Apple brick wall,1997, plaster,acrylic paint,dimension variable, installation: 250x500x300cm, each brick 15x11x25cm

Apple brick wall,1997, plaster,acrylic paint,dimension variable, installation: 250x500x300cm, each brick 15x11x25cm

 

 

The return of the freshness in Martha Dimitropoulou's sculpture

Some years ago, I was introduced to Martha Dimitropoulou's sculpture which consisted of shapes taken from the natural world, fruit in particular. In the main part of her work of that period, she used the processed form of the apple as building material for constructions in space - compact walls compiled of apple-shaped block series in a 3-dimensional space. No wonder these constructions had architectural dimensions: giant stuff underlined by their heavy material - plaster. Of course her aim was not only to encourage us to reconsider our place in the natural world.
In other samples of work, using painting or sculpture, she remoulded an extravagant blending of fruit. As a faithful distiller -sculptor that loves his prima matter, she insisted on drawing sketches which focused on the internal, hidden forms of the fruit. The references that were allowed to be made from the proximity of schemas, revealed feminine and masculine symbols, trompe l'oeil of recognisable but yet alienated models. These creations lied on the binary approach of two natures, (i.e. apple-banana, fruit-genital organ etc.). From a non-aesthetic point these constructions are the hell sign for our immoral right to do as we please with all other species, plants included. But here we simply enjoy nature's generous storage to provide us with so many possible fictions.

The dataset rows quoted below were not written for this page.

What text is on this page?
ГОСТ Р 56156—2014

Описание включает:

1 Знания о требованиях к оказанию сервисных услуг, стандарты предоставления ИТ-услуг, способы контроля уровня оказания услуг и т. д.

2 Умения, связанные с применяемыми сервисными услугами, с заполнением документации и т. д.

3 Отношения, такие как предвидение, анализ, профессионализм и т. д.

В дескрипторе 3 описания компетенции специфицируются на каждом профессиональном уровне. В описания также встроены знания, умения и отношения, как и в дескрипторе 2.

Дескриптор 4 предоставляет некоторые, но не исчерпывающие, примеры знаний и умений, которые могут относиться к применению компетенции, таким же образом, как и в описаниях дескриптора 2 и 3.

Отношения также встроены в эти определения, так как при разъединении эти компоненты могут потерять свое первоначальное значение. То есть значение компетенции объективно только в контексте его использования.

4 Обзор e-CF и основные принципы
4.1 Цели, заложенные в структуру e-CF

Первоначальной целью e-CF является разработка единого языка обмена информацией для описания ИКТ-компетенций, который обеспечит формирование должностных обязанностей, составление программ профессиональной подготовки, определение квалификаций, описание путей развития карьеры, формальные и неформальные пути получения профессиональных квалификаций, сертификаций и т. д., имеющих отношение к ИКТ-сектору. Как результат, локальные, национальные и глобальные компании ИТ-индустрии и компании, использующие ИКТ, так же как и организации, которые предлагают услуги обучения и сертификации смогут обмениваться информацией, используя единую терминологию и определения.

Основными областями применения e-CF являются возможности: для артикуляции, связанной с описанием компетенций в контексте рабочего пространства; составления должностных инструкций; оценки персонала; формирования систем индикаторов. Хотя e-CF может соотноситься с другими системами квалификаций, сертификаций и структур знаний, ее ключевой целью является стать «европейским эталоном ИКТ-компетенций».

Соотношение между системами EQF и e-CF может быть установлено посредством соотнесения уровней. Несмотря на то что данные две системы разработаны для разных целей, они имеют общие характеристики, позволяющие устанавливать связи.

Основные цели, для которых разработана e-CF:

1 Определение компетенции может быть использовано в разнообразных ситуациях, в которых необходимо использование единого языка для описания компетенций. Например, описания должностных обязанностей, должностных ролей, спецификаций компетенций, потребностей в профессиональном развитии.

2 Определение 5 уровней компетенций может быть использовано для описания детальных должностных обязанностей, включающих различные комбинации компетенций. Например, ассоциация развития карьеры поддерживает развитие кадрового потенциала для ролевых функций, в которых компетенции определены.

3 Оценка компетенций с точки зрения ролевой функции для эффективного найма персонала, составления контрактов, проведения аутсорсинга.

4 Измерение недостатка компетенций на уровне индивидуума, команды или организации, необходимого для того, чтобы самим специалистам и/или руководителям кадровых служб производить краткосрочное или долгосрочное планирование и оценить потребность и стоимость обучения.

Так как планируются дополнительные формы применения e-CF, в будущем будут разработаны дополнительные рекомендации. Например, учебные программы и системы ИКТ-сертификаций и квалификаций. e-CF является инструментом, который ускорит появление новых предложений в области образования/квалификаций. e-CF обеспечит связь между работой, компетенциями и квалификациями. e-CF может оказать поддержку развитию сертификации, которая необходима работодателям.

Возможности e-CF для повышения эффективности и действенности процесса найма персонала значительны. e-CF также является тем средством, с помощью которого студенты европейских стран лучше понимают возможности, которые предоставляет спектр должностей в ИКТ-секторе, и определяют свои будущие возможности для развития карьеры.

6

Furthermore, she produced fruit with modified shapes (i.e. square watermelons, huge tomatoes etc.), in order to highlight a "pop tenderness" as well as a sarcastic perception of the reality, which in our days is haunted by so-called genetic engineering or by the "post-human" condition in a wider sense. Square watermelons: a conjectural/plastic game, which borrows images from the natural world and "transfers" them to the aesthetics of "standardisation" of products. Piles of faux fruit placed on top of each other like commodities on a supermarket's shelves. During that period she was experimenting with materials such as - wood, plaster, pigments, fibreglass, modified photocopies.
One of her last researches was concerned with the juxtaposition between "eternal" and "ephemeral" conditions of form and illusion, through an extended investigation of the objects and the representations of consumer society. She was modifying used plastic objects by painting them in such a way as to create the illusion of a marble surface. These objects are packaging containers of various sizes; barrels, detergent boxes, milk boxes, refreshment bottles etc. The packaging containers were articulated in space with an architecture that can be characterised as "architecture of the remains"-a lot of debris of our recycled times.
Her practical work derives from questions about the nature of reality, and focuses on the interchange ability of real and imaginary, actual and virtual. Someone that hasn't got any connection with the process of the standartisation of the commodities should think that Dimitropoulou's pieces articulate the analogies and metaphors of the pictorial process. But the dreamlike atmosphere of the particular arrangements of the pieces suggest the condition of market aesthetics, within the context of the commercial language of showcases.
Objects which are members of familiar, repetitive and trivial worlds (i.e. objects for packages and standardised products), when "nicely" painted, are transformed by the painting on their surfaces and acquire an illusion of permanence and the requirement for the everlasting freshness of her sculptural objects.